Blogs· 6min November 24, 2022
Imagine one day you prepare a proof of concept application. You quickly write some code that shows your idea, add tracing and metrics so you can see how it performs, deploy the application to test environment and boom, after running for 1 hour the application restarts with Out Of Memory error. This screams "memory leak", but you look into the code and see nothing obvious. You may start thinking that overall restart every hour isn't that bad. If you are thinking like that, I encourage you to keep reading as I'm going to guide you on how to debug and fix memory leaks in Go applications.
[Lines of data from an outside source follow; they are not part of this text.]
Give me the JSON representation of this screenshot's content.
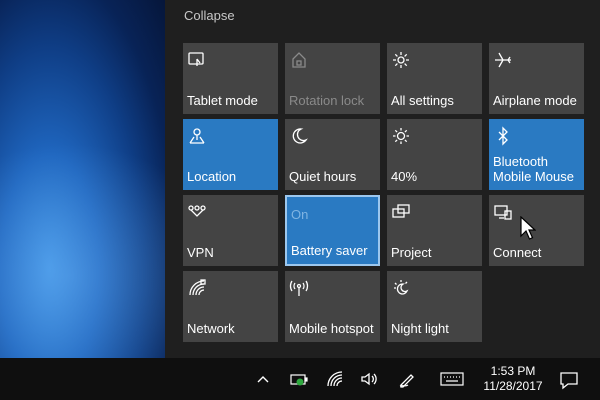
{
  "action_center": {
    "collapse_label": "Collapse",
    "tiles": [
      {
        "label": "Tablet mode",
        "icon": "tablet-mode-icon",
        "state": "off"
      },
      {
        "label": "Rotation lock",
        "icon": "rotation-lock-icon",
        "state": "disabled"
      },
      {
        "label": "All settings",
        "icon": "gear-icon",
        "state": "off"
      },
      {
        "label": "Airplane mode",
        "icon": "airplane-icon",
        "state": "off"
      },
      {
        "label": "Location",
        "icon": "location-icon",
        "state": "on"
      },
      {
        "label": "Quiet hours",
        "icon": "moon-icon",
        "state": "off"
      },
      {
        "label": "40%",
        "icon": "brightness-icon",
        "state": "off"
      },
      {
        "label": "Bluetooth\nMobile Mouse",
        "line1": "Bluetooth",
        "line2": "Mobile Mouse",
        "icon": "bluetooth-icon",
        "state": "on"
      },
      {
        "label": "VPN",
        "icon": "vpn-icon",
        "state": "off"
      },
      {
        "label": "Battery saver",
        "icon": "battery-saver-icon",
        "state": "selected",
        "status_text": "On"
      },
      {
        "label": "Project",
        "icon": "project-icon",
        "state": "off"
      },
      {
        "label": "Connect",
        "icon": "connect-icon",
        "state": "off"
      },
      {
        "label": "Network",
        "icon": "network-icon",
        "state": "off"
      },
      {
        "label": "Mobile hotspot",
        "icon": "hotspot-icon",
        "state": "off"
      },
      {
        "label": "Night light",
        "icon": "night-light-icon",
        "state": "off"
      }
    ]
  },
  "taskbar": {
    "time": "1:53 PM",
    "date": "11/28/2017"
  },
  "colors": {
    "tile": "#444444",
    "tile_on": "#2a7ac2",
    "panel": "#1f1f1f",
    "taskbar": "#0f0f0f"
  }
}
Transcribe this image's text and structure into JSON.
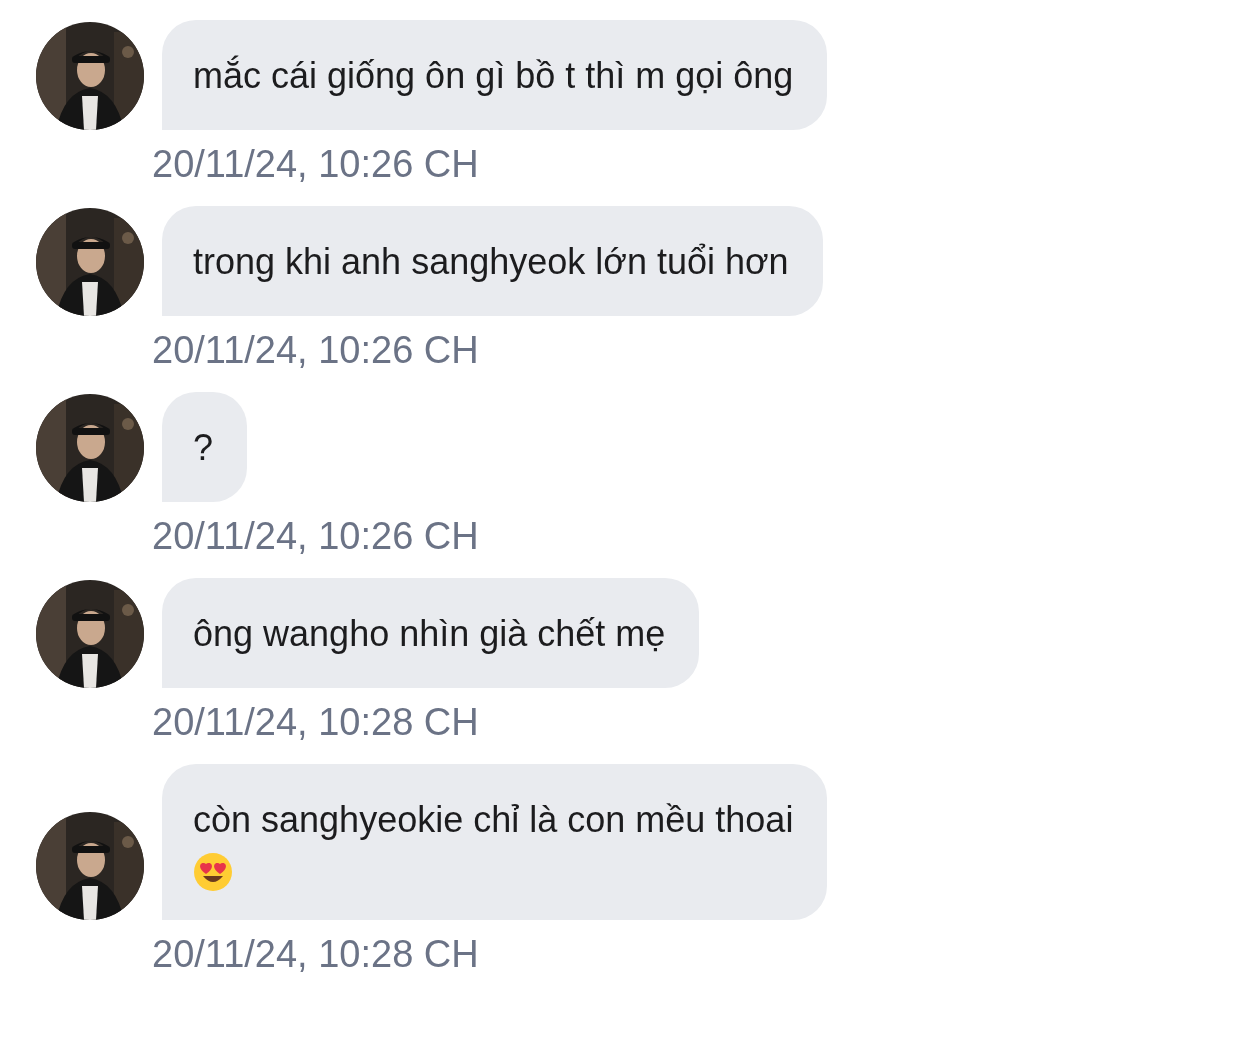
{
  "messages": [
    {
      "text": "mắc cái giống ôn gì bồ t thì m gọi ông",
      "emoji": false,
      "time": "20/11/24, 10:26 CH"
    },
    {
      "text": "trong khi anh sanghyeok lớn tuổi hơn",
      "emoji": false,
      "time": "20/11/24, 10:26 CH"
    },
    {
      "text": "?",
      "emoji": false,
      "time": "20/11/24, 10:26 CH"
    },
    {
      "text": "ông wangho nhìn già chết mẹ",
      "emoji": false,
      "time": "20/11/24, 10:28 CH"
    },
    {
      "text": "còn sanghyeokie chỉ là con mều thoai",
      "emoji": true,
      "time": "20/11/24, 10:28 CH"
    }
  ]
}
A simple setup that demonstrates the problem can be found on GitHub. It contains docker-compose.yml file with following services:
leaker is a simple gin application that exposes few HTTP endpoints:
Traces are exported to zipkin inside the global middleware added with router.Use. Note, that function passed to router.Use is executed on every request.
Running the stack
We can just start the whole stack with docker-compose up -d, wait for a few minutes and then visit local prometheus to see a graph similar to the one below
We can clearly see something is not right. Our application isn't supposed to have constantly growing in-memory state, but we can clearly see that memory consumption is increasing with every request. In the next sections I'm going to show you the steps needed to identify and fix the issue.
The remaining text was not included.